还好,活雷锋给我买的饭菜,是用他的饭盒扣在我的被窝里,虽然已是晚上六点多,食堂里已经关门,但我回到寝室里仍能吃上热呼呼的饭菜。多亏活雷锋,不然我只能吃开水泡面了。

南京的天,冬天寒冷,夏季炎热。特别是夏天,如不经常下雨降温,人们是没有办法生活的。

经常下雨便是南京夏季的一个气候特色。

下雨有什么了不起,雨下得大,我可以在楼房檐下避雨,待下雨略小一点,再一阵飞奔冲回寝室,这是我经常练习跑步的基本功,是拿手好戏。

晚自习后,又下雨了,我冒雨飞奔,跑回了寝室。

那晚,雨越下越大,窗外闪电雷鸣,暴雨倾盆。寝室外面的路灯连同人行道上的水泥灯杆,一起被大风吹歪,被大雨冲倒在地下;寝室两幢楼之间的平地上已经是大水连连,一片汪洋。

寝室里的同学们已经准备睡觉。

“雷锋到哪去了?雷锋怎么不在?”我突然发现李晓军不在寝室内。

“我从厕所回来时,看见他拿几把伞出去,说是给我们寝室的同学送雨伞。”

晚自习从不去教室的赵本宁说。

“我就是李晓军给送的伞,才回来的。”

黄河的许仕仁说。

“我也是。”

我跑步的跑友韩馥黎说。

深夜十点多钟,我们寝室内六个人,五个端坐在床上不敢入睡,等得李晓军回来。

外面仍是倾盆大雨,清凉山上山洪暴发,外面响起山涧瀑布的声音。

“不好,我们要出去找找去!”赵本宁说。

“下这么大的雨,上那找啊?他又不傻,雨大不能回,可以在教室内暂时避雨吗。”我说。

“吱紐!……”

一声门响,寝室的门慢慢的从外面推开了,李晓军落汤鸡似的一脚踏进门来,他自己拿一把伞,另一把伞还夹在另一个胳臂里。

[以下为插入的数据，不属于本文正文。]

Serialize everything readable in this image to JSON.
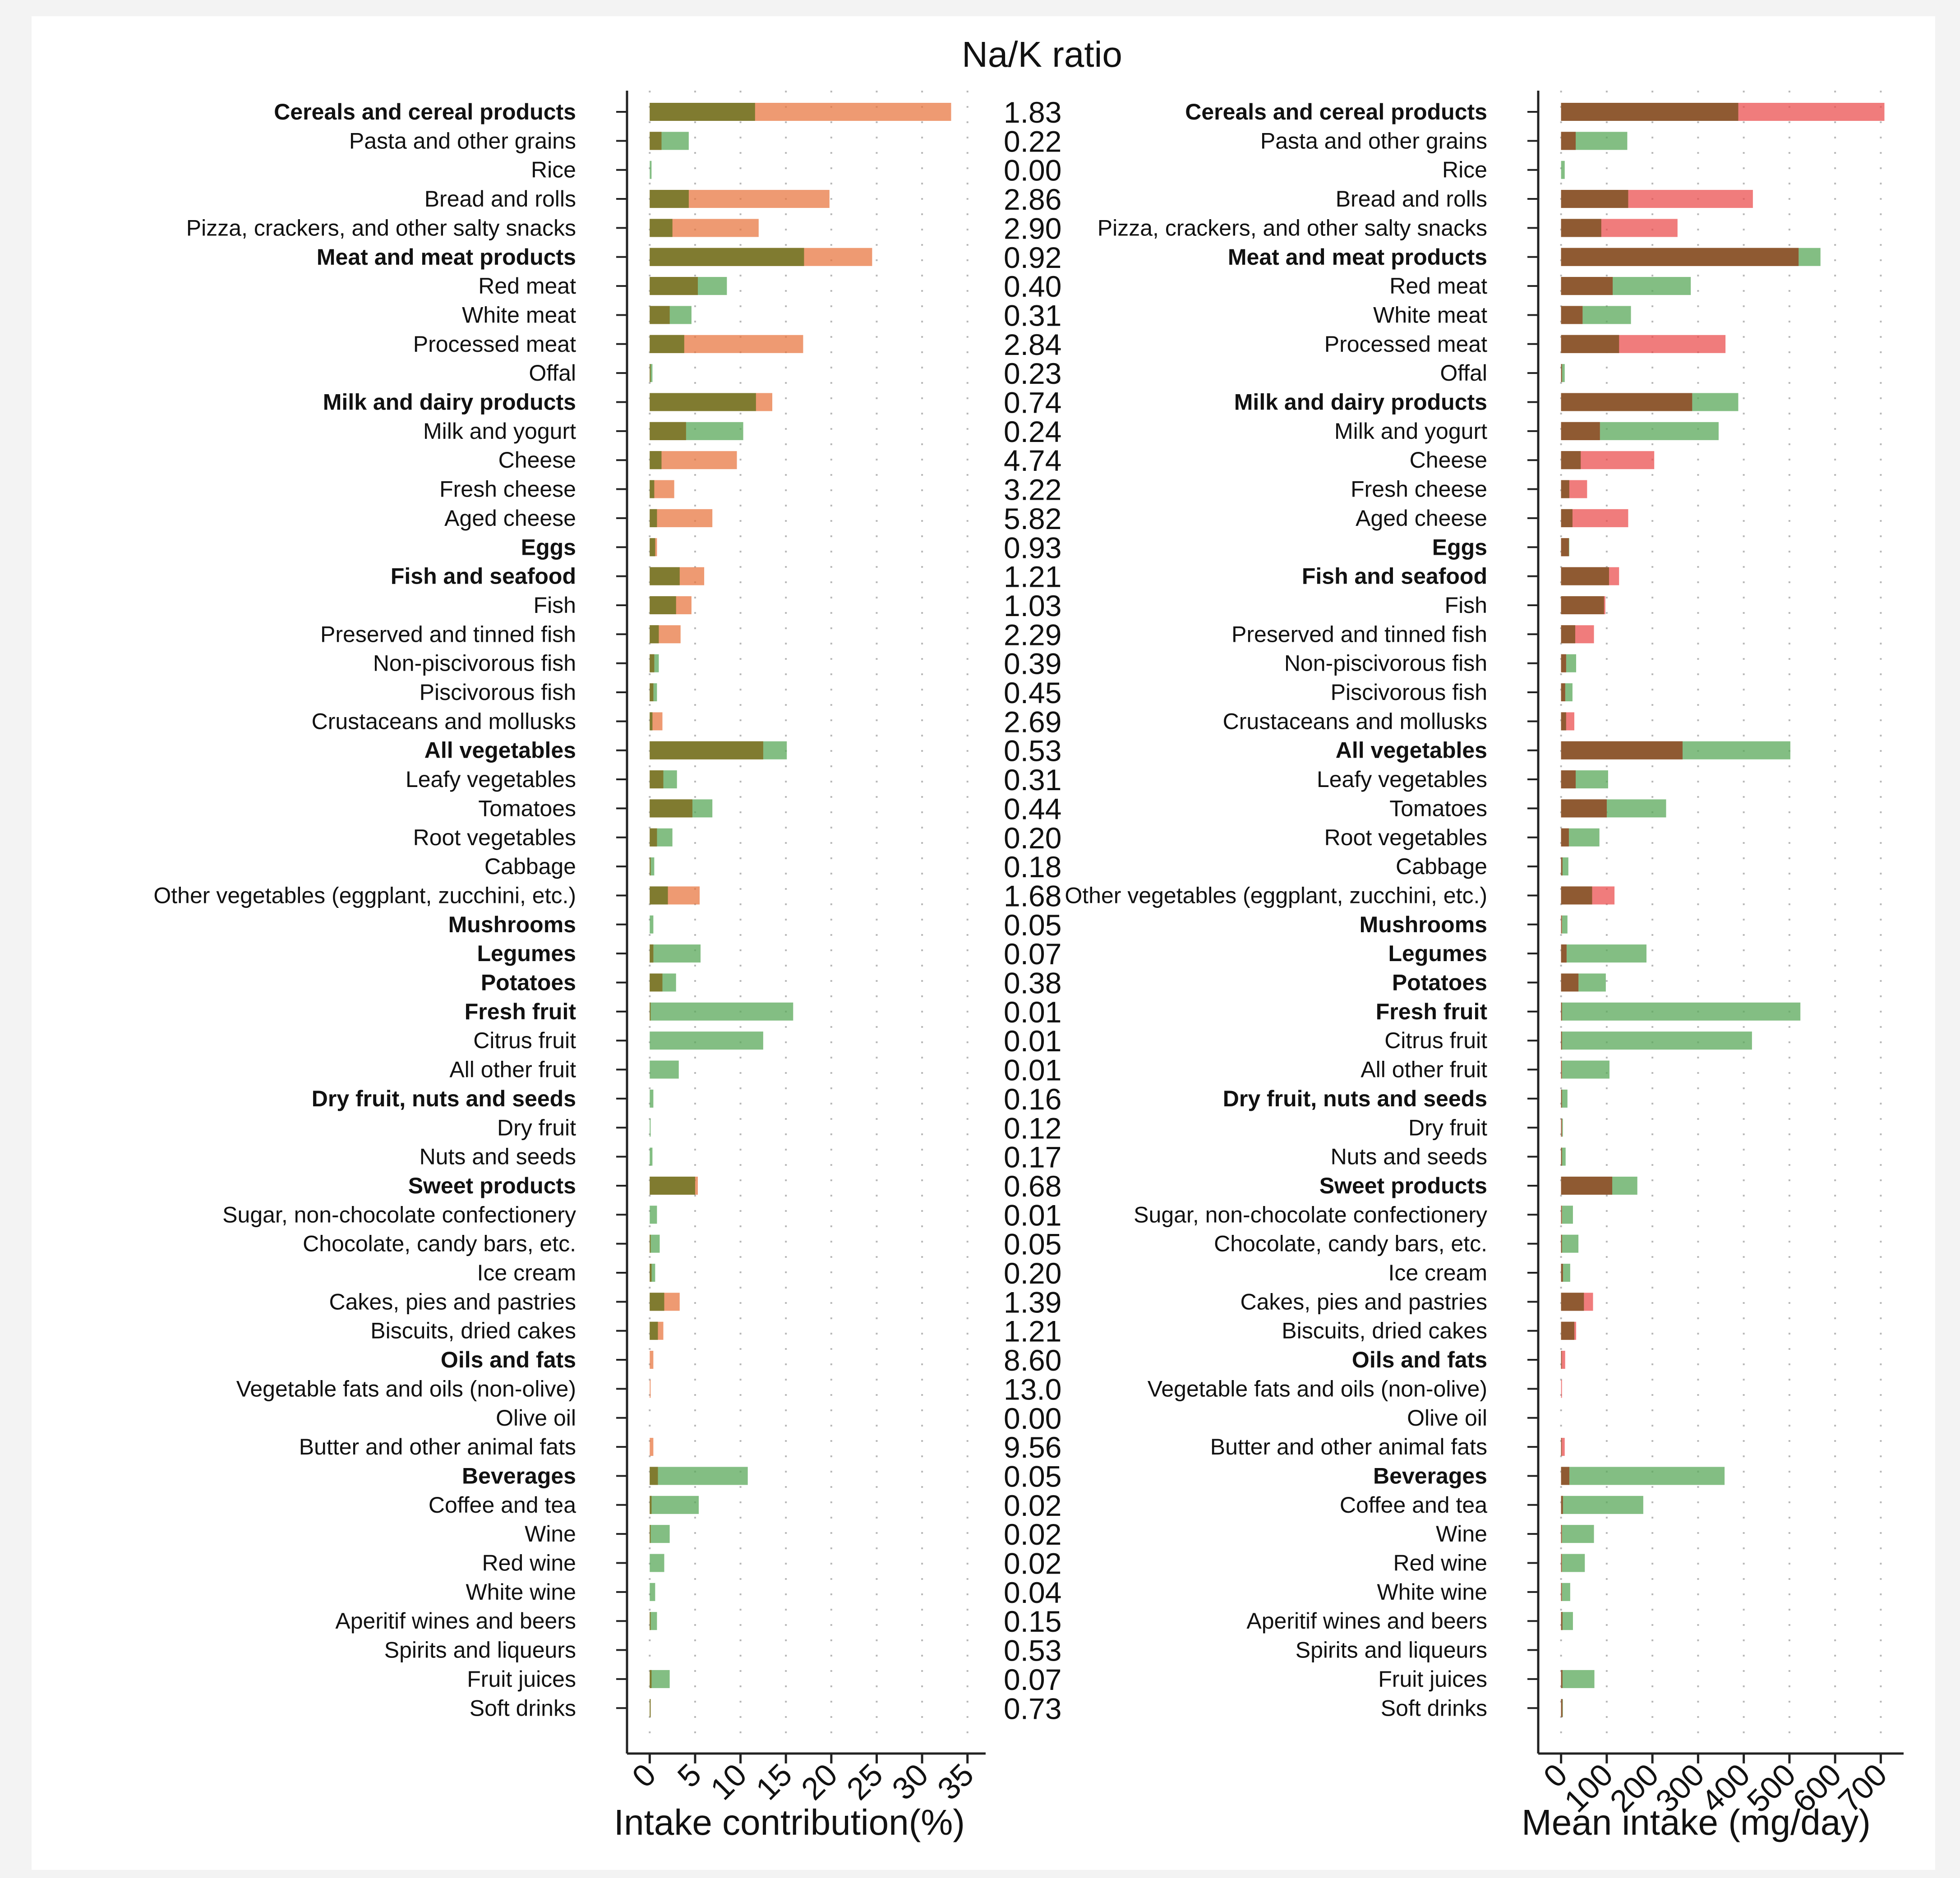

“你到哪个教室去了,回来淋雨没有啊?我找了你几个小教室、大教室、阶梯教室,都没有见到你。最后我又到水工馆、河海馆找你也不见。图书馆关门了,不然我还要去图书馆找你,你是怎么回来的?”

“你看,你看!他那么辛苦,竟是为了找我,给我送雨伞!”我埋怨道。

“你不知道我是水猴吗?我是不怕水的,你什么时候见我打过雨伞?”我嗔怪他说。

“你平时不是在大教室听讲座吗,今天有讲座你没去?河海馆也没有你,你到哪理去了?怎么回来的?淋湿没有?”

“看看,他还在操我的心。我们都在等你,正在研究不知道怎么出去找你呢?”我说。

“赶快换衣服,我给你弄碗盐水红糖茶压压惊,不要受凉感冒,影响奶水,小孩就没有奶吃了。你这个活雷锋啊!你真是好得不能再好了。”我对他说。

我和老李的关系让同班同学们非常羡慕。

“你们这样好,形影不离是不是亲兄弟啊?”

这是太湖的那个小女生问。

“我们是亲兄弟,你过来和我们一起走,就是亲姐妹。”我打趣地说。

“哈哈!亲姐妹?想得美!谁和你是亲姐妹?”

小女生嫉妒地说。

我知道这个小女生有话没话的总是拿我们班外表英俊,长得漂亮的男同学开玩笑。她还没有对象,她是在物色对象。但是,如果她把我们作为她物色的对象,那绝对是找错了对象,是犯了方向性的错误。我们并不理会她。